The bank closed Friday at 5 p.m. and has not reopened. The bank announced the closure in an alert to the public Tuesday afternoon, asking customers to use other branches.
KeyBank spokeswoman Laura Suter said the bank was alerted to safety concerns by the building’s owner. She declined to say what the concerns were, just that the safety of employees and customers come first. She also declined to say whether KeyBank would ever return to the building.
“We have not taken any steps to determine that yet,” she said.
On Wednesday, a few employees remained in the bank working, though its doors were locked. Construction on the upper floors was ongoing, and the rest of the first-floor space was in a state of renovation.
The building, owned by United Management Group LLC, sustained significant damage in the November quake. A stairwell on the north side of the building was damaged to the extent that it no longer provided a second exit for all but the ground floor of the nine-story building, said Don Hickel, the city of Anchorage’s lead structural inspector.
United Management did not return multiple requests for comment.
Hickel said United Management sent him an email Tuesday informing him that KeyBank, the last remaining tenant, had moved out. Hickel said that makes the building the only commercial property in Anchorage that is fully vacant due to damage from the November earthquake.
More than 750 buildings in Anchorage sustained damage from the earthquake, and several were temporarily vacant. One of the more notable ones was 14-story Westmark hotel at 720 W. Fifth Ave., but business at the hotel has since commenced. Hickel said there are still a handful of buildings where damage has caused them to remain partially closed.

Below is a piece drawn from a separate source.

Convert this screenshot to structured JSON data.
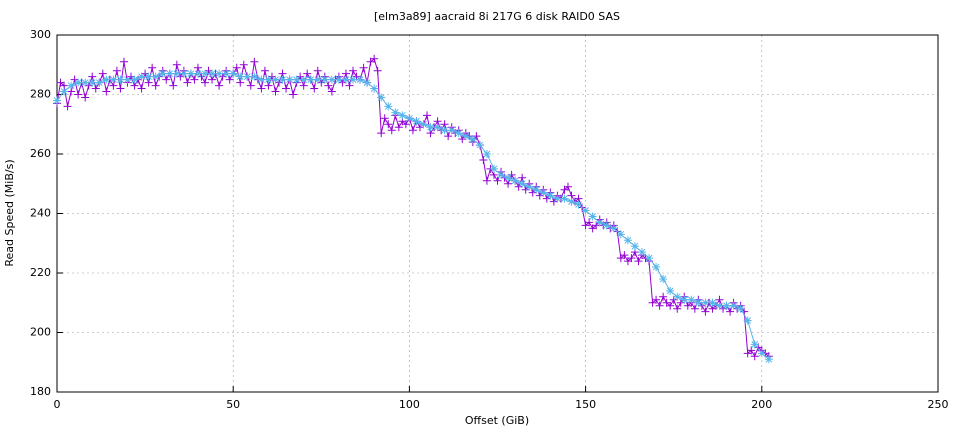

Hickel said engineers reviewing the damage noted the destruction of the staircase. On Jan. 22, the city gave tenants on the second through ninth floors 30 days notice to vacate, and they have been vacant since February.
“Right now in the city’s eyes, KeyBank can legally operate in the space,” Hickel said.
Hickel said United Management has not told the city about the safety concerns relayed to KeyBank.
United Management was approved for a permit to renovate bathrooms in the second through ninth floors in December, and in August pulled a permit to modernize two elevators. It applied for a permit to reconstruct the north stairwell on July 31, but that process has been slowed due to other renovations.
Hickel said the building owners are going to be doing exterior work as well, which will change the seismic load. The city can’t approve a permit for the stairwell until it has all the information on the other renovations, which it expects to get from building owners in November.